La prière cette nuit
sera mon seul propos.
Car je l’ai accompli,
car je l’ai bien gardé,
ce jour ; je peux me reposer.


Robert Walser, Gedichte 1909
Au bureau, Zoé, 2009
traduction Marion Graf

Si les musées dédiés à l’histoire et aux civilisations permettent de réfléchir, comme l’écrit le directeur du NMB en 2012, à notre condition humaine et à notre positionnement au cours de l’histoire, ma visite de ce matin m’aura confirmé dans l’idée qu’on ne se presse pas au portillon : personne quand je suis arrivé à 11 heures, personne lorsque je suis parti à 15 heures, ni au musée Schwab ni au musée Neuhaus.
J’y apprends au passage que le père du colonel Friedrich Schwab, David a fait des affaires au Portugal avec des indiennes. Le fils n’a pas eu besoin de travailler.

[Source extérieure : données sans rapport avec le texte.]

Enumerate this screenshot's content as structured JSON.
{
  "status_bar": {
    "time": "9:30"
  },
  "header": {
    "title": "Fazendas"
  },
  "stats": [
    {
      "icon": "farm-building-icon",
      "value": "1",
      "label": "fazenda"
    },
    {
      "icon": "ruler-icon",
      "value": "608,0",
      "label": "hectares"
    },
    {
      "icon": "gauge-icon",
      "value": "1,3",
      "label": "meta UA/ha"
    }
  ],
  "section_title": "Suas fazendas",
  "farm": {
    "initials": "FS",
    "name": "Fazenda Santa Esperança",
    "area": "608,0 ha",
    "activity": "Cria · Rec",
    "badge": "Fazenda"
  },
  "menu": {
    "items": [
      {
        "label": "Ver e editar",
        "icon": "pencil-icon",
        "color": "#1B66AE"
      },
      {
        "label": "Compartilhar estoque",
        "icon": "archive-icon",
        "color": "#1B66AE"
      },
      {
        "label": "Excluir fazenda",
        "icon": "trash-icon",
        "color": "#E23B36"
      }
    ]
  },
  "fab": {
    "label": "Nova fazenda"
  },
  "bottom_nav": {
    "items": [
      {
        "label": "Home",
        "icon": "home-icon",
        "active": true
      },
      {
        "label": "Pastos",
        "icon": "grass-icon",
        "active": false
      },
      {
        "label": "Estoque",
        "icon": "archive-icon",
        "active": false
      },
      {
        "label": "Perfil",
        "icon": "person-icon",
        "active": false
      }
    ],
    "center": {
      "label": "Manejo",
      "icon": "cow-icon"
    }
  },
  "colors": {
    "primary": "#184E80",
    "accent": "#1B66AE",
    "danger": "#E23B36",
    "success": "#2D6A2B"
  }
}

Il siège au Conseil municipal, chasse et étudie l’Antiquité ; il paie des ouvriers à la journée pour pêcher des objets lacustres, rachète la collection de l’antiquaire Müller de Nidau – récipients, épingles, couteaux… En 1861 il engage un cantonnier à l’année pour extraire les objets du fond du lac. L’homme a sa fierté, il refuse en 1863 de travailler pour Napoléons III, ou de lui vendre sa collection ; mais l’homme est généreux, il met à disposition de l’empereur certaines armes pour que ses archéologues puissent en faire des moulages. Schwab et ses ouvriers collecteront plus de 4500 objets.

Retour à 17 heures par Studen qui ne ressemble décidément à rien, par Aarberg – les fours sont éteints –, par Salavaux où les digues de la Broye sont levées ; je fais quelques courses à Avenches, passe à la laiterie de Corcelles et prépare le repas.